We iterate over every <latex> node and give the innerHTML of it to Katex for rendering. Finally, we replace the outerHTML of the node with the processed HTML from Katex. This way we get rid of the <latex> nodes which are obviously not a valid HTML element.
Once we have done this for every node, we return the processed document as a string (documentElement.outerHTML).

Voila! We have successfully done server-side LaTeX rendering.

Of course, we are not done. We still need to write the processed HTML back into the file we got it from. Furthermore, we obviously want to automate this process by iterating over every HTML file in Hugo’s output directory. We can accomplish all of this with the node:fs module:

import fs from "node:fs/promises";

const targetDir = "/tmp/hugoOutputDirectory/";
const map = new Map();
const files = await fs.readdir(targetDir, {recursive: true});

files
// To optimize further, you could consider parsing the Hugo frontmatter to find which files
// use katex on the server-side. I.e. "katex-server: true"
.filter((f) => !f.includes("node_modules") && f.endsWith(".html"))
.forEach((f) => {
map.set(f, fs.readFile(targetDir + f));
});

const writeArray = [];

for (const [fileName, v] of map) {
const content = (await v).toString();
const convertedContent = replaceMath(content);
// You might want to optimize to only write files whose content actually changed
writeArray.push(fs.writeFile(targetDir + fileName, convertedContent));
}

await Promise.all(writeArray);

Note that the code above is already partially optimized by utilizing Promise.all() and filtering certain file paths. If you are using Linux, I recommend you to change your Hugo output directory to a path that is tmpfs mounted, given this script will (re)write a lot of files.
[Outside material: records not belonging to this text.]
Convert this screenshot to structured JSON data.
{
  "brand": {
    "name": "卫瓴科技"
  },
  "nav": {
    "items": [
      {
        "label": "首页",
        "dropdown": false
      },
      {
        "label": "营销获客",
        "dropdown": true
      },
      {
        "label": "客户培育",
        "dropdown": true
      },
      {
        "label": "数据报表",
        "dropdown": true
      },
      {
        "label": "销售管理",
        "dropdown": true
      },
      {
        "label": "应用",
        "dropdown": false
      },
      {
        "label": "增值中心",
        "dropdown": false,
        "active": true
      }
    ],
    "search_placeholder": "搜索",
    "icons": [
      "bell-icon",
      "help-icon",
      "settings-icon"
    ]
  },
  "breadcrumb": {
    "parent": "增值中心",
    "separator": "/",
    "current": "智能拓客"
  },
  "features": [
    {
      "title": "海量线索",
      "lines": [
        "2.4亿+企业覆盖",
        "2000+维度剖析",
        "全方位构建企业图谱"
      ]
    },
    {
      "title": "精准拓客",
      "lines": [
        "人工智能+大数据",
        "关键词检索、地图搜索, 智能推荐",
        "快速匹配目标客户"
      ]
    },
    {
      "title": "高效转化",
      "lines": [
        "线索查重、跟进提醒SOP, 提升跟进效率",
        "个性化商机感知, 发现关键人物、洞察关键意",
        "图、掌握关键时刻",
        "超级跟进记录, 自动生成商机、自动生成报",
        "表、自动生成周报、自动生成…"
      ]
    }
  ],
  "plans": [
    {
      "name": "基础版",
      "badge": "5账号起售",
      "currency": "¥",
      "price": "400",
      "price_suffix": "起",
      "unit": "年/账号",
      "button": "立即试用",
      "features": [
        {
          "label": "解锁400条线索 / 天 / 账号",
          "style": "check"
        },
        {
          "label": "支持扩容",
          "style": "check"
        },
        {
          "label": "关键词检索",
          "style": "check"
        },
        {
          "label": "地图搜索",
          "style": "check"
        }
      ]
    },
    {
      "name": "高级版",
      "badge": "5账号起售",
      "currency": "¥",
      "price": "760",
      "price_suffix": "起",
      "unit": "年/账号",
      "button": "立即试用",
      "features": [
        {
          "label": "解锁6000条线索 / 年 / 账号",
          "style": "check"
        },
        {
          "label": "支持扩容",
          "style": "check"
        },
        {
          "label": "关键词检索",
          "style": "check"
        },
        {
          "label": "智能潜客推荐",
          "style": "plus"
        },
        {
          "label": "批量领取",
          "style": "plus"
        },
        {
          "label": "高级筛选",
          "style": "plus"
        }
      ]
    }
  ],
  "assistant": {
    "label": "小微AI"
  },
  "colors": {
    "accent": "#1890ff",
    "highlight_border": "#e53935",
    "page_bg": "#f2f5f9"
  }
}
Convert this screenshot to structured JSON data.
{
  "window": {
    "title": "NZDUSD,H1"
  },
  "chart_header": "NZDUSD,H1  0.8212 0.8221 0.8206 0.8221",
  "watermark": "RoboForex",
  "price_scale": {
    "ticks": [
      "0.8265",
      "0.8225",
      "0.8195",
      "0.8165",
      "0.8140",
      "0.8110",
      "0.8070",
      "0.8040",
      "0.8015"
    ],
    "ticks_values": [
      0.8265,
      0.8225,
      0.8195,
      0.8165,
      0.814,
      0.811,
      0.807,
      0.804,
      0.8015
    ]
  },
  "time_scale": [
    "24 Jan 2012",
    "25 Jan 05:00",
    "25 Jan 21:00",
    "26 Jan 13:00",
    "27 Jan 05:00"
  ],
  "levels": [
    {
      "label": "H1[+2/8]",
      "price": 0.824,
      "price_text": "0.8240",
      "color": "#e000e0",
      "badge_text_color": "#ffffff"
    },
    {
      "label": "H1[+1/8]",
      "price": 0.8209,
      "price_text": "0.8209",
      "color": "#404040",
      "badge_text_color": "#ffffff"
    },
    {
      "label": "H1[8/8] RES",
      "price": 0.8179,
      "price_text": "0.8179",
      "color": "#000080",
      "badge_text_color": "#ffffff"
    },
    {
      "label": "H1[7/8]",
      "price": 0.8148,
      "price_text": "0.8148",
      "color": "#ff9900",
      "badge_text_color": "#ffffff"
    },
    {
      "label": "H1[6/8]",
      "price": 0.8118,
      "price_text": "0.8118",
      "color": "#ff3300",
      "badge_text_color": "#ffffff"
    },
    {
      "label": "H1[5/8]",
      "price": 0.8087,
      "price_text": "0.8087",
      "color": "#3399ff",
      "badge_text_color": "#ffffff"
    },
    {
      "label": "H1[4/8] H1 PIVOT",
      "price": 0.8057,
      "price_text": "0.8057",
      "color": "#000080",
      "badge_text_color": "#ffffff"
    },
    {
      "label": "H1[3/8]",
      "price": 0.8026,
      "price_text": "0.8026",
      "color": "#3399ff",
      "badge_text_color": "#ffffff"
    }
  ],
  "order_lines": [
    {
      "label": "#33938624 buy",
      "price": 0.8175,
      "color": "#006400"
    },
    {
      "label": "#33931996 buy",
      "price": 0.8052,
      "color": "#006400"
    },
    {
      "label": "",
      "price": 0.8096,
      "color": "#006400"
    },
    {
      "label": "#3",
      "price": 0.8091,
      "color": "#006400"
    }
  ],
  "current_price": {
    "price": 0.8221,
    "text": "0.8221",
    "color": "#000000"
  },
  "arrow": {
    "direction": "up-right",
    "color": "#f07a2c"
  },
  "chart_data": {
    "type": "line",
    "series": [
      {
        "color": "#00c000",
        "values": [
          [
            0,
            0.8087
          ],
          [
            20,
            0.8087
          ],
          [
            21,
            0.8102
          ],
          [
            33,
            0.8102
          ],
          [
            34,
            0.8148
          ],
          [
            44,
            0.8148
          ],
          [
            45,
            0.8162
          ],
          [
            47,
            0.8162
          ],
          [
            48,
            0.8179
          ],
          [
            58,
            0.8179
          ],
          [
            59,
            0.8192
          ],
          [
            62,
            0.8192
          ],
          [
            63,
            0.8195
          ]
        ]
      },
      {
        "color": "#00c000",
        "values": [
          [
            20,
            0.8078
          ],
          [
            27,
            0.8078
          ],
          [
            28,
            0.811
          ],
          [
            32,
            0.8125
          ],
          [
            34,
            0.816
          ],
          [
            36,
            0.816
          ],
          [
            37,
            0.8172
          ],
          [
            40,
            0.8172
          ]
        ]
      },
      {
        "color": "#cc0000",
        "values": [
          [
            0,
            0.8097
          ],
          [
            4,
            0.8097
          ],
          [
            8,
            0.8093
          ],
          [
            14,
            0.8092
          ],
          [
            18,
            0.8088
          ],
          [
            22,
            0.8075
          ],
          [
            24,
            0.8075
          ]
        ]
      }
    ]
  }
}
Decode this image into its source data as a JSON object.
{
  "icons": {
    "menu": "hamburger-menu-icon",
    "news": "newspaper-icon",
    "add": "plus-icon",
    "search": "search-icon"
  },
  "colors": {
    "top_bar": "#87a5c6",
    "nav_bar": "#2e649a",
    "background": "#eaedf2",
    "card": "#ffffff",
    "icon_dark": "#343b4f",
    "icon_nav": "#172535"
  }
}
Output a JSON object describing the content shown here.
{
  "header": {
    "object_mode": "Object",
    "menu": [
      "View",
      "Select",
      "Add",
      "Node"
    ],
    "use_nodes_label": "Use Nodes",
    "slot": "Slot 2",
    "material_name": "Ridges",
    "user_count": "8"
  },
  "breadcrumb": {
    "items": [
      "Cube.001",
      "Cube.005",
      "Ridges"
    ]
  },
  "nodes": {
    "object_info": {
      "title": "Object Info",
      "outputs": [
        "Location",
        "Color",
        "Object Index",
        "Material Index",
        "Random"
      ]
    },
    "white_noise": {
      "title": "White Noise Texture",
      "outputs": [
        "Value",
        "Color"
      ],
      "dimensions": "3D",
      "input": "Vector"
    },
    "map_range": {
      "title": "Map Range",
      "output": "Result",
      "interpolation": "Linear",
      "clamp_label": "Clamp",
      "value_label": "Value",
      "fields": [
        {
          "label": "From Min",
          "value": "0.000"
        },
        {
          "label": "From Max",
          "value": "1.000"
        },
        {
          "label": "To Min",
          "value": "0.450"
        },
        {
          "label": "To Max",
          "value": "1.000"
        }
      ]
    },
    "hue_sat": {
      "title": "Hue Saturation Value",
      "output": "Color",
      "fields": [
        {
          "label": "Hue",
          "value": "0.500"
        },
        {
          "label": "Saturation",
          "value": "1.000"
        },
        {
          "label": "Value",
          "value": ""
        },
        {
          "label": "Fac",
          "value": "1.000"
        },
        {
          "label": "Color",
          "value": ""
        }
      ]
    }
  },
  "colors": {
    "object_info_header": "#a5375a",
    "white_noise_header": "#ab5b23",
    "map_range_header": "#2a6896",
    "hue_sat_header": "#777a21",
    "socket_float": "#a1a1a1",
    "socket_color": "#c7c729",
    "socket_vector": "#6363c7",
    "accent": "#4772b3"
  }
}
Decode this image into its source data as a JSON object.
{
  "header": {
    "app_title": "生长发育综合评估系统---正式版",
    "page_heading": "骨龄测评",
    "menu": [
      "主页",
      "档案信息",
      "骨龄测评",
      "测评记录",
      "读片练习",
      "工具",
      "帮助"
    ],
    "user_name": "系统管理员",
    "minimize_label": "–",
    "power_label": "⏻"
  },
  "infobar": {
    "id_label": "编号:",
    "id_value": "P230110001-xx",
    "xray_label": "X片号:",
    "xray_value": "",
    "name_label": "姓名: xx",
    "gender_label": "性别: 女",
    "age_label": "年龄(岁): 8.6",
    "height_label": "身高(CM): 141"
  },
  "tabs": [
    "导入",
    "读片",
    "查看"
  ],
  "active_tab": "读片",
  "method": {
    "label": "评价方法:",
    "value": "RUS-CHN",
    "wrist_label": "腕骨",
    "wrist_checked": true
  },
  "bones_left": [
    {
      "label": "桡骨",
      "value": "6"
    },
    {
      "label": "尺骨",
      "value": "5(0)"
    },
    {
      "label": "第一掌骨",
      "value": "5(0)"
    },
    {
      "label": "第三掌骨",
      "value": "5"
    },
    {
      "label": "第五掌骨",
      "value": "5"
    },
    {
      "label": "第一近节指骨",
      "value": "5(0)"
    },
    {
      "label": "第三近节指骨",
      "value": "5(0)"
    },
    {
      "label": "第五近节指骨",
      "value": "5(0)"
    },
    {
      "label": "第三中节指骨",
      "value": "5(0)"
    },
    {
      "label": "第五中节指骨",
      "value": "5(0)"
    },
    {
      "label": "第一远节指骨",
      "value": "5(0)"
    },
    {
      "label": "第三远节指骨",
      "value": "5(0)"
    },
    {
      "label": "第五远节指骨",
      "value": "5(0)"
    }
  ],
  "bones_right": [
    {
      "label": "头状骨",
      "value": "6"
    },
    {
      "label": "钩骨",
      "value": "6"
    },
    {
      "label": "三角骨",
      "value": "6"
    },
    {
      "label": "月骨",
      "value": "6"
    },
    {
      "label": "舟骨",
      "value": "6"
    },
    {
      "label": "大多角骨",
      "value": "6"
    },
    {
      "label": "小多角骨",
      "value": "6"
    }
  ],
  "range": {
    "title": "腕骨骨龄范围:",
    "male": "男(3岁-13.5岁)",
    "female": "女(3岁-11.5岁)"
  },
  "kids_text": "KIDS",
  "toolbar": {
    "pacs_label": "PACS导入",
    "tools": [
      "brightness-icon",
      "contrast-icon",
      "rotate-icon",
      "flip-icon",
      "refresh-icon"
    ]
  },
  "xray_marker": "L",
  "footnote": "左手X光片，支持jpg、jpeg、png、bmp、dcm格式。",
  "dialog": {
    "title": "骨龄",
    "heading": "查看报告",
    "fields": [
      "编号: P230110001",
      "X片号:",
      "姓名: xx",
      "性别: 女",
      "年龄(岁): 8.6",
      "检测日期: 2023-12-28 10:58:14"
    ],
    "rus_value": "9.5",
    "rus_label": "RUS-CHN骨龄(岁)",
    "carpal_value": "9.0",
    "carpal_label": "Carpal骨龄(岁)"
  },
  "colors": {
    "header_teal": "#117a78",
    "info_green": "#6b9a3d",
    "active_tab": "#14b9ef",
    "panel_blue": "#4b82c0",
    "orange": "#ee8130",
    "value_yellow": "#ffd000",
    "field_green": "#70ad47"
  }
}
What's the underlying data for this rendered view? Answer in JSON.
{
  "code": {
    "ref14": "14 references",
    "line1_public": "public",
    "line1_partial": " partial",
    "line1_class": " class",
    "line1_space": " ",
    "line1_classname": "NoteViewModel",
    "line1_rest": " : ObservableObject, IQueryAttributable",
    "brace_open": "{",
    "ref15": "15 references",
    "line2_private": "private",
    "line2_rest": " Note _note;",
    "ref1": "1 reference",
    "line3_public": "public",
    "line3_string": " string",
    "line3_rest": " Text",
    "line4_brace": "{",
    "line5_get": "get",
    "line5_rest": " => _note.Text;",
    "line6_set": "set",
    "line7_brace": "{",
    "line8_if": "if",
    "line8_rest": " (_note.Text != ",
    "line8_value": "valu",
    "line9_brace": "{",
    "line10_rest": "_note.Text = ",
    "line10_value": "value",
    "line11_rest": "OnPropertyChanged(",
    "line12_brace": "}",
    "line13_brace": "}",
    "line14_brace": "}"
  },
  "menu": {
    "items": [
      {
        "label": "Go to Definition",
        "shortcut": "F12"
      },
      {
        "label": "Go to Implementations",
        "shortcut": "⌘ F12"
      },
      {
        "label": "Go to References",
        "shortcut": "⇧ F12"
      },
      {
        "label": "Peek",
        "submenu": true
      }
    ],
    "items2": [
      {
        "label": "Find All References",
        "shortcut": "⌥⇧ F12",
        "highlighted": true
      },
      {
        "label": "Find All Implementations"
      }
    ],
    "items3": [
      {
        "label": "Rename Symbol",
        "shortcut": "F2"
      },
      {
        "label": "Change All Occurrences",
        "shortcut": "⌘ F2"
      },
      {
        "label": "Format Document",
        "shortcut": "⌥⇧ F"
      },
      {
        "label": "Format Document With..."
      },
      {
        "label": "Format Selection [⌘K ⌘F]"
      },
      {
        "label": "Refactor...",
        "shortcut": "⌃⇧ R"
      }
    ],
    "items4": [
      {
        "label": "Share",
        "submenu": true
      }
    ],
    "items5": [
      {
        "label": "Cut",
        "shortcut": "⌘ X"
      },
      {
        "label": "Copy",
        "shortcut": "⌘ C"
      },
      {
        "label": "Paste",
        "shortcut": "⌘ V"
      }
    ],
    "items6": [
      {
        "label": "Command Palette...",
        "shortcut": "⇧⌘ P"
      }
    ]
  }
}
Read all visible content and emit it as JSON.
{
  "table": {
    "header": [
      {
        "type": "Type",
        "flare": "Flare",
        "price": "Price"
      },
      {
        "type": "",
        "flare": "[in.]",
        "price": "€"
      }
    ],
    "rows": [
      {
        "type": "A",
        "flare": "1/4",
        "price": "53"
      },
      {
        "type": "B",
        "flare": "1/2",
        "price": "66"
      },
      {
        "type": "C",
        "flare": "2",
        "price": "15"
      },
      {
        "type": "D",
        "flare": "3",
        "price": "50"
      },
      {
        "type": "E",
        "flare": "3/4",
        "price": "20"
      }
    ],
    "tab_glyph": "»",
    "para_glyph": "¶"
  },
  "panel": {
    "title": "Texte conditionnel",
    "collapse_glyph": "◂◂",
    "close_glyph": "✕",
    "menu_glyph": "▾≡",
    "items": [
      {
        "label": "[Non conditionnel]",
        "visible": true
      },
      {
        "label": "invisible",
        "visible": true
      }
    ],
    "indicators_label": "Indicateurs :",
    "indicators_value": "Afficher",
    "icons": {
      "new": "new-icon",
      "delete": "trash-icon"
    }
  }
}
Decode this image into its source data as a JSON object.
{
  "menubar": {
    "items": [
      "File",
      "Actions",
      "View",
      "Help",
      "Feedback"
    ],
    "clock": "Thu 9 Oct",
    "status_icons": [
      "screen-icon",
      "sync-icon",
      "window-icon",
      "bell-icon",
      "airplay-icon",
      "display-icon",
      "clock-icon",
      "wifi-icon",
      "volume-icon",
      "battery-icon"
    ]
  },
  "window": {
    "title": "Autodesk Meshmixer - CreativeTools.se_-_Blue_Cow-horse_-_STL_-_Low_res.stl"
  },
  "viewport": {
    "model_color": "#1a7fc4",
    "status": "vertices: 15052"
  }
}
You are welcome to adjust the script to your liking and further optimize it, of course.

Summary and caveats

The outlined solution works quite well for achieving server-side LaTeX rendering in Hugo. Arguably, it can be a bit convoluted to set up and the fact it relies on modifying generated HTML files is also not nice. Personally, I still prefer it in comparison to having maintain a Hugo fork or to hack into Hugo’s HTML build process. That said, this approach does come with one major issue of its own:

Live reloading is practically impossible. Because the script is post-build, it will not be automatically triggered as part of the hugo server command. This means that whenever you want to see your rendered LaTeX code you must manually call the script every time a reload happens.

If you are writing a text that includes a lot of LaTeX code, this can be rather frustrating. Of course, you can always use some software to preview your Markdown in, but it does defeat the purpose of hugo server.

Provided you can tolerate this issue and any other shortcomings of this guide’s solution, I hope you can utilize this approach for your own Hugo website!